A Jockey Club representative at the Midlands course was William Nunneley, the senior stewards' secretary. "Anybody with any good suggestions to make, the Jockey Club would be pleased to listen to them," he said. "What we don't want is to have a jockey passing on information by his mobile phone in the weighing room in the corner.

"We are hoping that people are going to be grown up about this and I feel confident the fines, which are £250 to £300, will not be used. I am hoping people come to their senses sensibly."

Under interim measures, jockeys are able to check their own mobiles for messages within a designated area, use their own equipment if a Jockey Club telephone is not available and not have their calls recorded.
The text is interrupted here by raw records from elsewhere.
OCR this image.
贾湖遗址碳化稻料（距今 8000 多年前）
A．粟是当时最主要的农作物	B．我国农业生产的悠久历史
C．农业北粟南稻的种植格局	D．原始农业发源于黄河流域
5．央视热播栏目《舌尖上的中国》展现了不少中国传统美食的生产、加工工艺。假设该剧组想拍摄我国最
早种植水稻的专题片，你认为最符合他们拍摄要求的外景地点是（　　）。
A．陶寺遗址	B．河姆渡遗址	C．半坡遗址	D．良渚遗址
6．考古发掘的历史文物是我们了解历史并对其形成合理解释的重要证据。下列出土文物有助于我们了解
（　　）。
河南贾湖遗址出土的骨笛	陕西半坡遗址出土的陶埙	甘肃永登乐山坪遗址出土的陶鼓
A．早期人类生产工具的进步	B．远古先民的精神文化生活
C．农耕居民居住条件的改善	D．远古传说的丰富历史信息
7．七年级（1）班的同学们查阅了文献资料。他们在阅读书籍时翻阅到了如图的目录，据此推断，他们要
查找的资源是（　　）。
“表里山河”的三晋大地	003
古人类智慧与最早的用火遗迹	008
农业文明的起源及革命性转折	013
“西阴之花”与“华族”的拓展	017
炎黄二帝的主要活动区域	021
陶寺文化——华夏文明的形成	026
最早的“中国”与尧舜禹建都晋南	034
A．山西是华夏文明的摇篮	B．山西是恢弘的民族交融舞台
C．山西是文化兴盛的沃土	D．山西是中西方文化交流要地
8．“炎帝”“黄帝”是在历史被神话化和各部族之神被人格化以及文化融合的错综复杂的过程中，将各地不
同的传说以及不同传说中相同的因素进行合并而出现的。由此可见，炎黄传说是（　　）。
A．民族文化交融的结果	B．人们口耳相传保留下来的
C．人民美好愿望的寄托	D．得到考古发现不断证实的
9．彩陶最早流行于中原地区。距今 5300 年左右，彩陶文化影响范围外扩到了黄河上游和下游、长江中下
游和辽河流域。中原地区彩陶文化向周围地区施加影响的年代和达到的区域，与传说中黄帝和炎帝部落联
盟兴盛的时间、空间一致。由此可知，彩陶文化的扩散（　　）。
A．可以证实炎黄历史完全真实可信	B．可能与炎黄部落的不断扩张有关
But those concessions do not go far enough for the riders.

Kevin Darley, the Jockeys' Association joint-president, who was at Hamilton yesterday, said: "They [the Jockey Club] are saying that information is coming out of the weighing room - it just doesn't happen. It is so silly. They are making it difficult, not us - it would be dead and buried in five minutes if they would just compromise. We have got nothing to hide. We want to do it for the integrity of racing as much as they do.

"We do not want to go to war with the Jockey Club. None of us want to be without our mobile phones - they are part of our work. So at our annual general meeting at York we had a discussion, and what the meeting did was to bring everybody together. We all agreed that if they would compromise we would all bend a little bit and say, okay, if you need a restriction, then all well and good.

"They came back and said what the restrictions are - that we have got to use Jockey Club phones in restricted areas, and if there aren't any available, we can use our own.

"We think it is petty, but if they put three chairs in the weighing room and the security officer sat there, and if we used the phones in that area, it would be much more simple than us having to use their phones, punch a pin number in and then see if we can get a line. We haven't got the time to do that in between races.

"They are dragging this on out of all proportion. We are trying to tell them it could be so simple. It is so frustrating. We are trying to play ball with them, but they do not want to make it simple."

Royal profits Saunders

Malcolm Saunders burned his fingers on his only previous visit to Hamilton but the Somerset trainer was all smiles yesterday when Bali Royal prevailed in a thrilling finish to the £38,000 betfair.com Flower Of Scotland Stakes.

Dominica, the favourite, lost out to Bali Royal by a short-head. The winner was having only her second run for Saunders, the mare having previously been with Milton Bradley. Her owners switched stables after she was left out of the Stewards' Cup entries in error.

Saunders said: "I'm pleased for her owners, Bob Manning and Bob Goddard. I've known them for 20 years." Recalling that earlier trip to the course, he added: "I've only been here once before in my life. I backed one of mine really seriously, but he finished third."